We got off the phone after that and I went back to my room to grab my backpack. I had a meeting with my therapist and then class this afternoon. I hadn’t been lying when I told Maria I had a ton of crap to do in a week.

Between classes, support group meetings, therapist appointments, medication management, case management, my part time job, I barely had time to freaking breathe. But it was probably for the best. The busier I was, the less time I had to sit on my ass and think about shit. And that wasn’t a good thing for me to be doing. Maybe one day I could sit back and reflect on my life and be all Zen about the mistakes I had made.

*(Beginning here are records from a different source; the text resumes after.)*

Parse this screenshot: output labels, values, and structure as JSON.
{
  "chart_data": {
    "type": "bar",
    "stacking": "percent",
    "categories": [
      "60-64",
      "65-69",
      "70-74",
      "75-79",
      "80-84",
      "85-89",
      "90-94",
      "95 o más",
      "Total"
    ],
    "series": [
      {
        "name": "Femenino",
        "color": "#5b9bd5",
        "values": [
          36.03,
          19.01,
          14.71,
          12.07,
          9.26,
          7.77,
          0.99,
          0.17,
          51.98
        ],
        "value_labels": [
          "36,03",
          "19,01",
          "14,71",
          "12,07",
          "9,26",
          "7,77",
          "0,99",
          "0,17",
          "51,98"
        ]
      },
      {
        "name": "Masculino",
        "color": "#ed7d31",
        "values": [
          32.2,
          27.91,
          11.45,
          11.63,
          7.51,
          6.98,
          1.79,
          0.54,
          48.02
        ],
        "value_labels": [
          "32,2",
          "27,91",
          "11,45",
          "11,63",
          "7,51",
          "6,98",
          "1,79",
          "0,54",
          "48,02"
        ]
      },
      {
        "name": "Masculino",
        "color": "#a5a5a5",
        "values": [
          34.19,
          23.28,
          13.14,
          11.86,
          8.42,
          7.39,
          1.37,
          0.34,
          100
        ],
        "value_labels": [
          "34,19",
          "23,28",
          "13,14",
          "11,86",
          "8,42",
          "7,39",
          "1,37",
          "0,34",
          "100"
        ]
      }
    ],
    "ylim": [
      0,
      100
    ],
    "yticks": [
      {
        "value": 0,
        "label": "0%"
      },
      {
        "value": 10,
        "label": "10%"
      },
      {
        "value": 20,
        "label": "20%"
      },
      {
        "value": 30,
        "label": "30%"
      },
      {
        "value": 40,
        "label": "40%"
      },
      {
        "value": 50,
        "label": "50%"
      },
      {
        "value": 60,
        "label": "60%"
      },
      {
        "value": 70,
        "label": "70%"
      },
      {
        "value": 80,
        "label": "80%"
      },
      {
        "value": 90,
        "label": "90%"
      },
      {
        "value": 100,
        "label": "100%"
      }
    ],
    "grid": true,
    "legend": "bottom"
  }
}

But that day hadn’t arrived yet. So for now, I appreciated the chaos.

Ten minutes later I had pulled up in front of a non-descript building with off white siding. I went inside and signed my name on the clipboard at the receptionist window and had a seat.

This place was nothing like my last therapists’ office. Shaemus had decked out his place with fish tanks and houseplants. He had said it was important that patients feel comfortable, like they were walking into someone’s home.